Paying to eat "Kosher" even if you are not Jewish.
Robert Klute wrote:
> On Thu, 20 Mar 2008 15:02:49 -0500, Sqwertz >
> wrote:
>
>> SMS <SMS >> wrote:
>>
>>> Sqwertz wrote:
>>>> SMS <SMS >> wrote:
>
>> Happy now? This is getting boring. You will never convince me that
>> you and any other person who follows religious dietary restrictions
>> are of sane mind and body. And nothing short of a scientifically
>> conducted poll would convince us that kosher products do/don't sell
>> better among non-koshers because they're kosher.
>
> To an extent you are right - in this newsgroup we are just speculating
> as to why. We don't know for sure if it is people who keep kosher,
> believe kosher is purer or tastes better, have food allergies, keep
> halal, etc. But, it doesn't matter.
For the record, I have never kept kosher. I just don't like the
misinformation being spewed by the likes of Sqwertz.

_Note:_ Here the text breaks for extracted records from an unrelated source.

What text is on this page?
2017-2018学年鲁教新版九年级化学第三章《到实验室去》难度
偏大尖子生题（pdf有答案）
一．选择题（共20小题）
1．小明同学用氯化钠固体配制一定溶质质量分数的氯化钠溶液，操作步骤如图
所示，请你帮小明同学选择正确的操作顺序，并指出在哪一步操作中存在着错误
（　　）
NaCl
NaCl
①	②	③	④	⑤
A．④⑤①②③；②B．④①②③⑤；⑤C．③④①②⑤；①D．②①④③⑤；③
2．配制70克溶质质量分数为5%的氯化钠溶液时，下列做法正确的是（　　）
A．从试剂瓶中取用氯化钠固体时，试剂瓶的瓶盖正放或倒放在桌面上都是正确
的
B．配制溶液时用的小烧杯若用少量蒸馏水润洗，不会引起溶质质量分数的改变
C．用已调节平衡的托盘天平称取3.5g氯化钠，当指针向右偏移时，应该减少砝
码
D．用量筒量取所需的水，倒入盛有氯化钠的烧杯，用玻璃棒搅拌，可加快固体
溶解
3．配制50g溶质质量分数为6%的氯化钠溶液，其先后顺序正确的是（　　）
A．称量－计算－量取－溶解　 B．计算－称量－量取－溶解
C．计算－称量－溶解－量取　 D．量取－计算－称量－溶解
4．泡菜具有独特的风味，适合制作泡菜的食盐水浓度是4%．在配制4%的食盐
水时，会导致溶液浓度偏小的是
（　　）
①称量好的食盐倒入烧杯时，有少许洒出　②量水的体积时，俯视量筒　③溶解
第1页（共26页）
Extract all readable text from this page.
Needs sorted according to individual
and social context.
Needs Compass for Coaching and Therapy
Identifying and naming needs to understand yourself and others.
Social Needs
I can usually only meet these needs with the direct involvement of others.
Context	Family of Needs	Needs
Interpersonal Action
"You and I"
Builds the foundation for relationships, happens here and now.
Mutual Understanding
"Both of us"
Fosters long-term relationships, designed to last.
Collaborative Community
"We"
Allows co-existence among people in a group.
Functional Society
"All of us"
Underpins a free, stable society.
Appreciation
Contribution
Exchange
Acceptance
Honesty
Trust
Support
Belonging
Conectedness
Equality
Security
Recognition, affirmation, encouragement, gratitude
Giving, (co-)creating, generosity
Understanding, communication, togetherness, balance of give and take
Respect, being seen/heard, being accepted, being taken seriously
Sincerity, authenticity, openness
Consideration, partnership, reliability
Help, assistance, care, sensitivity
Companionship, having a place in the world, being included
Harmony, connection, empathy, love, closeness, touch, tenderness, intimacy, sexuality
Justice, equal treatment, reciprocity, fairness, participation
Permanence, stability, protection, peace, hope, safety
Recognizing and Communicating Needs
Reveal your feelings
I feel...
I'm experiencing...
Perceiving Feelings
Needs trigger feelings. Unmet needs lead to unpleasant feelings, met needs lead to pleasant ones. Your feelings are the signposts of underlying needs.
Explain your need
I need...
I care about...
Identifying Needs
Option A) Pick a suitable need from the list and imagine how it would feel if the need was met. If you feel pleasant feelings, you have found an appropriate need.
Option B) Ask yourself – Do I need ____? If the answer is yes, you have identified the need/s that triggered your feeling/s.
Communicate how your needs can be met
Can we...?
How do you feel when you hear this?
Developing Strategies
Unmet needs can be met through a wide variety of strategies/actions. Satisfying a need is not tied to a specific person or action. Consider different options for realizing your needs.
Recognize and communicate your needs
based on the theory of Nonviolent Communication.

> What matters is that the manufacturers believe that getting a kosher
> designation increases their sales and that the resulting profits more
> than offset the cost of getting that designation. If getting the
> designation didn't, companies other than those intentionally serving the
> kosher market, like Hebrew National and Empire, would not bother with
> it. After all profit is profit.
Note that the certification cost is a tiny part of the total cost in
many cases. What really costs is having to often have separate machinery
for processing kosher and non-kosher products. You can't cook and
package pork rinds on the same machinery used for potato chips that are
kosher.
One of the big target markets for kosher products is vegetarians and
vegans that are looking for parve products, though since fish is
considered parve, maybe the designation is best suited for pescotarians.